As I neared the Gurudwara I saw this huge Godzilla of an excavator bang in the middle of the road who, after having gorged more tar than he could digest, was sitting back and chewing the cud. But not after he and his cronies had blocked all access for me to get home.
So there I was, windshield wipers slapping time, too stunned to even react to the fact that those morons, who are in actual fact a disgrace to the Moronic Bangalore Association (MBA) were telling people to leave their cars on the main road and wade home in the pouring rain through 2 feet of sewage water that Godzilla had unearthed.
But I was going to have none of it …. As the case with everything Bangalorean, there’s always a backdoor entry, and I had noticed a road that comes up from the Ulsoor shanties, but had never had the whachumaycallits to even think of attempting the expedition. But I guess there comes a time in ones life where one has to (as Russell Peters immortalized) ‘be a man’ and this was as good a time as any.
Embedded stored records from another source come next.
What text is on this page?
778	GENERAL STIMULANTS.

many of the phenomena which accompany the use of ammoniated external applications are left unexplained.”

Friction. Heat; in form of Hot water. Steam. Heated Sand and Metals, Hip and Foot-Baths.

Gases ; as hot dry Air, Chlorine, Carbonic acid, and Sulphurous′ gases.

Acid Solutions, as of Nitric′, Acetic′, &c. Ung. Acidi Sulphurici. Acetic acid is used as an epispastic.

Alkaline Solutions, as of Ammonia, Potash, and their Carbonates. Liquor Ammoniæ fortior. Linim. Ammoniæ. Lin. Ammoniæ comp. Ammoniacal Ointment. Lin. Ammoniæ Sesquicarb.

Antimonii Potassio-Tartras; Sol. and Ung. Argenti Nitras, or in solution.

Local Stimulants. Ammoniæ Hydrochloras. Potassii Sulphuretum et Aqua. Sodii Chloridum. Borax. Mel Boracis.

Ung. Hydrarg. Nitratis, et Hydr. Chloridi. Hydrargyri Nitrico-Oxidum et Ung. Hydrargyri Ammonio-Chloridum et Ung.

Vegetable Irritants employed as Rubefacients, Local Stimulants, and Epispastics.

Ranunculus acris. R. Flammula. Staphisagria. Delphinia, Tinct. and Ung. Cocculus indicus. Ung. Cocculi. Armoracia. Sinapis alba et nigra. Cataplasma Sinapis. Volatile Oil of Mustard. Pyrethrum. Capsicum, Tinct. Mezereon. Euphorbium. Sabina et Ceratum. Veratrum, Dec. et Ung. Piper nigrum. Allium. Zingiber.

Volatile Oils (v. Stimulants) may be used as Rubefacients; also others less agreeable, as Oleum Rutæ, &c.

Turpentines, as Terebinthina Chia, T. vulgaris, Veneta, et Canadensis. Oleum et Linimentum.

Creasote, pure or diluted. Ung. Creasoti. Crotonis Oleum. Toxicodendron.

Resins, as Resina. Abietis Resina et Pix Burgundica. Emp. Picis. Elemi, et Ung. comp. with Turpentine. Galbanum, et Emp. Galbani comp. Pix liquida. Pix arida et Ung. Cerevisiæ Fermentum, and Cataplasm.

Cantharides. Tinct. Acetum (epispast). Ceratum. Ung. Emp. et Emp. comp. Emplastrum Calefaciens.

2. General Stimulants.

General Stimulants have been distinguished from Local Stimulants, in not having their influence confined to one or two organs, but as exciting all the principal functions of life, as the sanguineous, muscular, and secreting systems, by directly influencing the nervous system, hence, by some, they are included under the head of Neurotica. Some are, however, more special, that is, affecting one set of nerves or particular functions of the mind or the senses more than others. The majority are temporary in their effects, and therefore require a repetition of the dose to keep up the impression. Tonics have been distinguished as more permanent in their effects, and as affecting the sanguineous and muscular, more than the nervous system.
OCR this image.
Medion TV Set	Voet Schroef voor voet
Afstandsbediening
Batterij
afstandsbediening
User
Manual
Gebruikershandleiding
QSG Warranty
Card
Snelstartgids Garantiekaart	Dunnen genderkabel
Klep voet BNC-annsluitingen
So I swung the car around, went through by-lanes so narrow, that they would give any of Bidappa’s anorexic fashion models a complex, saw people baling water out of their houses (and we are now talking 1 o’clock in the morning for chrissakes), and the already beaten and battered Ikon got a couple of more war scratches. But after another half hour through this maze, I finally got home.
There has been no electricity since last night, no cable television and no internet connectivity - all the basics that one would expect from a 24-hour metropolis that is namma Bengalooru. And all this because a couple of the ‘big boys’ (and this time, not to be confused with the ‘big boys’ in heaven) are having a party, and piddling on us tolerant taxpaying dimwits.